The UK economy will shrink in January with a new setback in the summer



The UK economy unexpectedly shrank in the beginning of 2025, putting new pressure on Prime Minister Kielstarme on the lack of momentum since Labour took power last summer.

The National Bureau of Statistics said Friday that GDP fell 0.1% in January, resulting from a decline in production and construction. Economists expected an increase of 0.1%. That means production is still barely larger than when Labour won a landslide election victory in July.

The Prime Minister of Exchequer Rachel Reeves pointed to the background of global turbulence for weaknesses, warning that “the world is changing and we are feeling consequences all over the world.”

Reeves is under pressure to begin offering her promise to boost her growth after a disastrous run of economic indicators under labor. She is preparing to release a calm economic update and what is expected on March 26, when official growth forecasts may be trimmed.

Friday’s figures mean the economy has signed four months of the seven months since Labor took office. GDP is only 0.3% higher than in June.

The pound has dropped from 0.2% to $1.2924 as traders gradually added to expectations for more interest cuts. Traders are watching a 57 basis points cut this year.

The weakness in January is driven in part by the UK’s strongest storm in a decade, suggesting that several sectors could bounce back in February.

Economists are projecting a return to steady growth this year, but the risk to the outlook is addressing Donald Trump’s escalating trade war, causing fears of a global recession. The hope is that UK plans for large-scale spending on infrastructure support growth.

“Following the shortage of performance in the second half of 2024, Haley Law, economist at the Institute for Economic and Social Studies, said: “It is important that the upcoming spring statements provide stability rather than increasing domestic uncertainty.”

What Bloomberg Economics says…

“The surprising decline in GDP in January leaves the UK economy on track due to a modest rebound in the first quarter after a sharp slowdown in late 2024. Our view is a little longer during 2025. We believe the risk of central bank reduction rates is faster than expected.”

– Read the reactions of Ana Andrade and Dan Hanson at the terminal

Labour has announced numerous policies to help meet its promises to boost growth, such as unblocking building projects and promoting controversial development of green light. However, growth was patchy in the second half of last year, with emotional indicators gaining attention after the tax budget in October.

ONS said production declined in eight of the 13 manufacturing sectors in January, with metals and drug production experiencing the biggest decline. Anecdotal evidence said it points to construction that was hit by storms, rain and snow during the month. Oil and gas production also declined.

The fall was partially offset by a 0.1% growth in services, the biggest part of the UK economy. According to ONS, retailers recorded a strong January in January thanks to people who eat more frequently at home.

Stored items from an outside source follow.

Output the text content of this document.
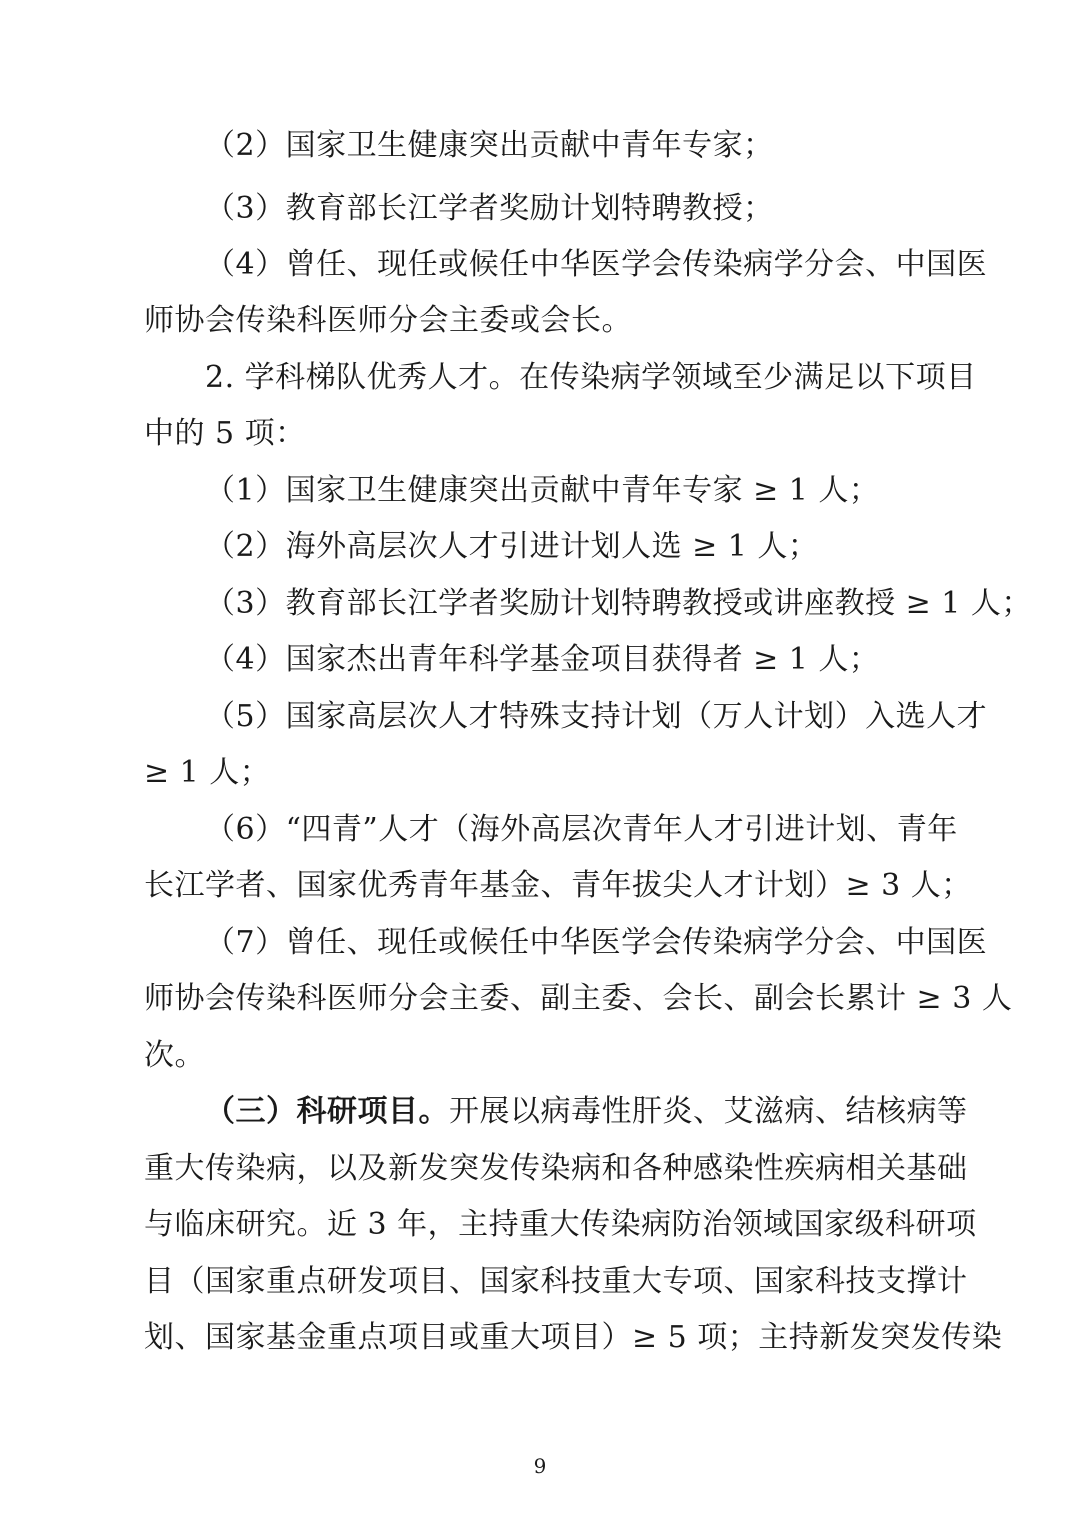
（2）国家卫生健康突出贡献中青年专家；
（3）教育部长江学者奖励计划特聘教授；
（4）曾任、现任或候任中华医学会传染病学分会、中国医
师协会传染科医师分会主委或会长。
2. 学科梯队优秀人才。在传染病学领域至少满足以下项目
中的 5 项：
（1）国家卫生健康突出贡献中青年专家 ≥ 1 人；
（2）海外高层次人才引进计划人选 ≥ 1 人；
（3）教育部长江学者奖励计划特聘教授或讲座教授 ≥ 1 人；
（4）国家杰出青年科学基金项目获得者 ≥ 1 人；
（5）国家高层次人才特殊支持计划（万人计划）入选人才
≥ 1 人；
（6）“四青”人才（海外高层次青年人才引进计划、青年
长江学者、国家优秀青年基金、青年拔尖人才计划）≥ 3 人；
（7）曾任、现任或候任中华医学会传染病学分会、中国医
师协会传染科医师分会主委、副主委、会长、副会长累计 ≥ 3 人
次。
（三）科研项目。开展以病毒性肝炎、艾滋病、结核病等
重大传染病，以及新发突发传染病和各种感染性疾病相关基础
与临床研究。近 3 年，主持重大传染病防治领域国家级科研项
目（国家重点研发项目、国家科技重大专项、国家科技支撑计
划、国家基金重点项目或重大项目）≥ 5 项；主持新发突发传染
9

BOE expects the economy to continue expanding at a softer pace, forecasting a 0.7% expansion in 2025 after an increase of 0.9% last year. Faced with uncertain outlook, BOE rate setters are expected to put interest on hold next Thursday, warning the market only of moderate cuts.

“We’ve seen a lot of effort and we’ve seen you in the world,” said Thomas Pugh, an economist at RSM UK. “The economy is gaining momentum by improving monthly volatility.

Authorities balance stubborn inflationary pressures with signs of increasing uncertainty with the need to support a stagnant economy. They flag the threat of tariffs and the impact of increased employer pay taxes on the employment market and price of employer pay taxes.